Teste da Coreia do Norte: Obama apela a acção internacional, Japão avisa que tomará “medidas severas” 
25.05.2009 - 09:28 Por PÚBLICO, Agências
O novo teste nuclear realizado hoje pela Coreia do Norte é “motivo de grave inquietação para todos os países”, disse o Presidente dos Estados Unidos, Barack Obama, num comunicado divulgado horas depois da confirmação do segundo ensaio nuclear de Pyongyang. “É um acto intolerável”, denunciou o ministro dos Negócios Estrangeiros japonês, Hirofumi Kakasone, avisando que o Japão, “enquanto único país vítima de um bombardeamento atómico”, deverá tomar “medidas severas”.
Tóquio pediu de imediato à presidência russa da ONU para organizar uma reunião do Conselho de Segurança e esta já foi convocada para as 16h00 em Nova Iorque (21h00 em Lisboa). E o Japão quer uma nova resolução das Nações Unidas: o teste “viola claramente a [anterior] resolução da ONU e é inaceitável”, disse o primeiro-ministro Taro Aso.
A Coreia do Norte realizou às 9h54 locais (00h54 de Lisboa), o seu segundo ensaio nuclear de sempre, 375 quilómetros a nordeste Pyongyang. Segundo a Rússia, a potência foi 10 a 20 vezes superior ao do primeiro ensaio, em Outubro de 2006. Horas depois do teste nuclear, Pyongyang parece ter disparado um míssil de curto alcance, diz a agência sul-coreana Yonhap.
O Governo nipónico vai reunir o seu conselho de segurança nacional ao fim do dia, em Tóquio. Vizinho e inimigo da Coreia do Norte, o Japão é um dos países mais críticos dos programas nuclear e balístico de Pyongyang.
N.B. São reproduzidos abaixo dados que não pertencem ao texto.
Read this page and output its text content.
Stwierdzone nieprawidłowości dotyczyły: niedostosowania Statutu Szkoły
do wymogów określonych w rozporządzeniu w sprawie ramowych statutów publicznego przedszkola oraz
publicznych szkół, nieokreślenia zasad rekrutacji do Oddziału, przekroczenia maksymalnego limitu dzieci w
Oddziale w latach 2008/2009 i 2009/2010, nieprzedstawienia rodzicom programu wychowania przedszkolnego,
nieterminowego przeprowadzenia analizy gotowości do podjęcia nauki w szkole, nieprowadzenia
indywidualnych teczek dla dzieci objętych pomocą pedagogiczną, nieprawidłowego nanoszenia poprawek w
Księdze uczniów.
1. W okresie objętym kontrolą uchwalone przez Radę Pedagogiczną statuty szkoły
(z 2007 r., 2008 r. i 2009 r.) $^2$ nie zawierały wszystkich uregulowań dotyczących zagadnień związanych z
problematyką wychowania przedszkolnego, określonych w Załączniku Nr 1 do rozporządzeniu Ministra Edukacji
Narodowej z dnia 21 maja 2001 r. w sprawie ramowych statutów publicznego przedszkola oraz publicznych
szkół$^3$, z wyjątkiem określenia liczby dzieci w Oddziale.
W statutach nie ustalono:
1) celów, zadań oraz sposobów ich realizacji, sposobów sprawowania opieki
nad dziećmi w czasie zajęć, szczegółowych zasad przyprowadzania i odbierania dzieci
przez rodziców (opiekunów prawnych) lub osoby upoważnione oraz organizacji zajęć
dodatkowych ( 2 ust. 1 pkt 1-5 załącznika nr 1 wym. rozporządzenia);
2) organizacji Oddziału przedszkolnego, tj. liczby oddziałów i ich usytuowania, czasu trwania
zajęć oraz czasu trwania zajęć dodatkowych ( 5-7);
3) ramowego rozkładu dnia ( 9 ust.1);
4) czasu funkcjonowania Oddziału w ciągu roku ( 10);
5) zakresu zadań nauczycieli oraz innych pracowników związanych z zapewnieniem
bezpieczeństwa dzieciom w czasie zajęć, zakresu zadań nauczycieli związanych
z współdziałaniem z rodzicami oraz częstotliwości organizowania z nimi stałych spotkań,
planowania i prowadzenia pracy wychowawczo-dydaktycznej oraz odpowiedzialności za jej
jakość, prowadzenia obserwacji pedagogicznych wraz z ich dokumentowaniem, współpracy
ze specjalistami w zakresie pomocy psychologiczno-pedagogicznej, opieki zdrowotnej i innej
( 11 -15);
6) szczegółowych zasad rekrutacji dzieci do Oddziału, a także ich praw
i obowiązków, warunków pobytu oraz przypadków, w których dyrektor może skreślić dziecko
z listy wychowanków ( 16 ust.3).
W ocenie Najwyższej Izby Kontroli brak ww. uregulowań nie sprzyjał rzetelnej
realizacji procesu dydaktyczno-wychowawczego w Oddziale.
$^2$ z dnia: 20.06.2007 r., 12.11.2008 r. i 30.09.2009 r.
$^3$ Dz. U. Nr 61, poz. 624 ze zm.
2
As autoridades reclamaram já o mês passado uma resolução da ONU a condenar o regime comunista pelo disparo de um míssil que Tóquio considerou de longo alcance.
Na altura, o Conselho de Segurança optou por uma simples declaração. E o Japão renovou por um ano as sanções que impusera ao Norte após o ensaio nuclear de Outubro de 2006, proibindo todas as exportações vindas de Pyongyang, o acesso aos seus portos de navios norte-coreanos e, salvo em casos particulares, o acesso ao seu território de cidadãos da Coreia do Norte.
Ameaça de novos ensaios
Em Londres, o primeiro-ministro Gordon Brown, condenou os testes desta manhã, descrevendo-os como “errados e um perigo para o mundo”. “A França vai consultar os parceiros no Conselho de Segurança e na região sobre as consequências a retirar destes sérios actos da Coreia do Norte, e em particular no fortalecimento de sanções”, afirmou o Ministério dos Negócios Estrangeiros francês num comunicado.
Outros países já reagiram, falando numa nova provocação do regime de Kim Jong-il e prometendo reacções severas, mas o principal destinatário do teste de Pyongyang está identificado e chama-se Estados Unidos. E se Washington continuar “com a sua política de intimidação” contra a Coreia do Norte, disse um alto responsável da embaixada de Moscovo à agência russa ITAR-Tass, Pyongyang realizará “outros ensaios nucleares”.